Dessus le mors du songe en cette étrange nuit
Comme surnaturelle allait prendre les rênes
Une incréée beauté pour entrer dans l’arène
Sous les cris d’une foule aux yeux fous et séduits.

Et tout l’or de son sexe éclaboussa la blonde
Robe miroir à ras d’un bel Akhal-Teke³
Qui porta dénudée une Europe4 à croquer
Vers des cornes en feu pour qu’un taureau la tonde.

Catherine au réveil se rappela l’étui
Olympien ballant une royale andouille
Qui fit fête à la voix devant qui s’agenouille
Dès l’orée de son chant toute une Cour qui luit5.

L’abandon à Morphée avait trouvé bien longue
Cette messe blésoise et surtout l’introït6 ;
On jura d’en parler avant d’autres coïts
De ces signes à des astrologues des ondes.
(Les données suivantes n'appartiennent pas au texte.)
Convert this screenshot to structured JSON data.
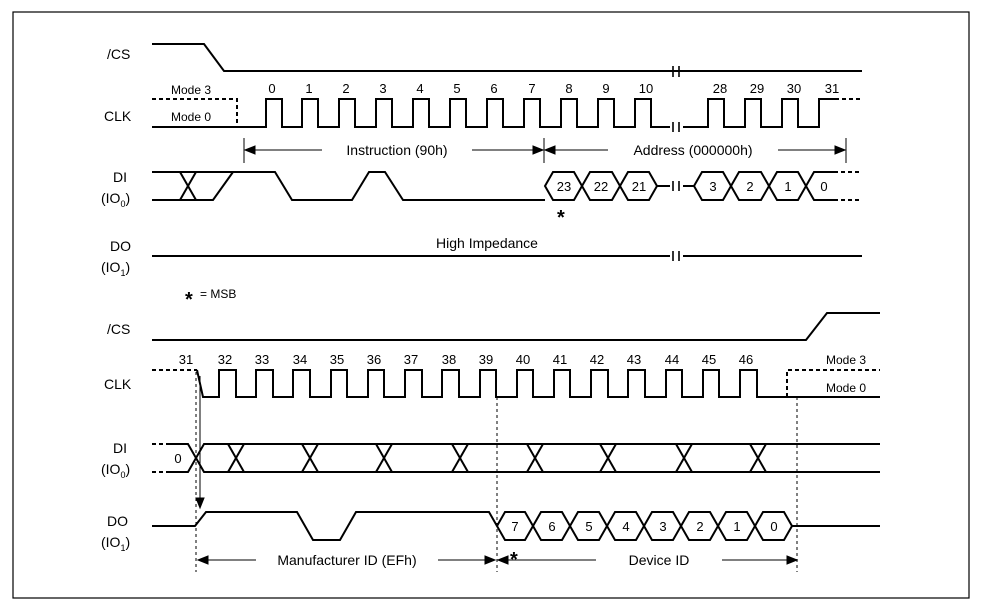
{
  "colors": {
    "line": "#000000",
    "background": "#ffffff"
  },
  "signals": {
    "top_cs": "/CS",
    "top_clk": "CLK",
    "top_di": "DI",
    "top_di_io": "(IO",
    "top_di_sub": "0",
    "top_di_close": ")",
    "top_do": "DO",
    "top_do_io": "(IO",
    "top_do_sub": "1",
    "top_do_close": ")",
    "bottom_cs": "/CS",
    "bottom_clk": "CLK",
    "bottom_di": "DI",
    "bottom_di_io": "(IO",
    "bottom_di_sub": "0",
    "bottom_di_close": ")",
    "bottom_do": "DO",
    "bottom_do_io": "(IO",
    "bottom_do_sub": "1",
    "bottom_do_close": ")"
  },
  "modes": {
    "top_mode3": "Mode 3",
    "top_mode0": "Mode 0",
    "bottom_mode3": "Mode 3",
    "bottom_mode0": "Mode 0"
  },
  "top_clock_numbers": [
    "0",
    "1",
    "2",
    "3",
    "4",
    "5",
    "6",
    "7",
    "8",
    "9",
    "10",
    "28",
    "29",
    "30",
    "31"
  ],
  "bottom_clock_numbers": [
    "31",
    "32",
    "33",
    "34",
    "35",
    "36",
    "37",
    "38",
    "39",
    "40",
    "41",
    "42",
    "43",
    "44",
    "45",
    "46"
  ],
  "spans": {
    "instruction": "Instruction (90h)",
    "address": "Address (000000h)",
    "manufacturer": "Manufacturer ID (EFh)",
    "device": "Device ID"
  },
  "top_di_bits": [
    "23",
    "22",
    "21",
    "3",
    "2",
    "1",
    "0"
  ],
  "bottom_di_bit": "0",
  "do_bits": [
    "7",
    "6",
    "5",
    "4",
    "3",
    "2",
    "1",
    "0"
  ],
  "high_impedance": "High Impedance",
  "legend": {
    "star": "*",
    "text": "= MSB"
  },
  "msb_markers": [
    "*",
    "*"
  ]
}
Mais qui osa œuvrer contre sa volonté
De voir ce joli cul sur un cuir bien peu noble
Défiler alors que pour le faire en moins sobre
S’offrit un étalon de haute variété.

1— Sacré roi de France, le fils de François Ier, Henri II, fait son entrée solennelle à Blois en août 1547, accompagné de « femmes nues montées sur des bœufs ».
2— Beaucoup, extrêmement avec l’étymologie piquante : de foutre et -ment ; du latin classique futuere, ‘avoir une relation sexuelle avec une femme’.
3— L’Akhal-Teké (en turkmène :  « cheval turkmène ») est une race de chevaux de selle originaire d'Asie centrale reconnaissable à sa robe aux reflets dorés fascinante et sans beaucoup de poils.
4— Si la mise en scène de l’entrée à Blois a placé des femmes nues sur des bœufs en référence peut-être au mythe de Zeus et Europe, on peut penser alors qu’on essaya de filer la métaphore d’un Henri II déguisé en taureau pour séduire une Europe déclinée en multiples femmes nues comme les provinces de France, qui sait ?
5— On se souvient lors de l’épisode précédent (n° 867) qu’une Mademoiselle de Chartres sut charmer lors d’une soirée à Blois comme nulle autre la Cour des Valois en faisant revivre Charles d’Orléans.
6— Dans la liturgie catholique, chant exécuté avant le début de la messe avec ici encore un autre retour intéressé à l’étymologie : emprunt au latin classique introitus, ‘entrée’.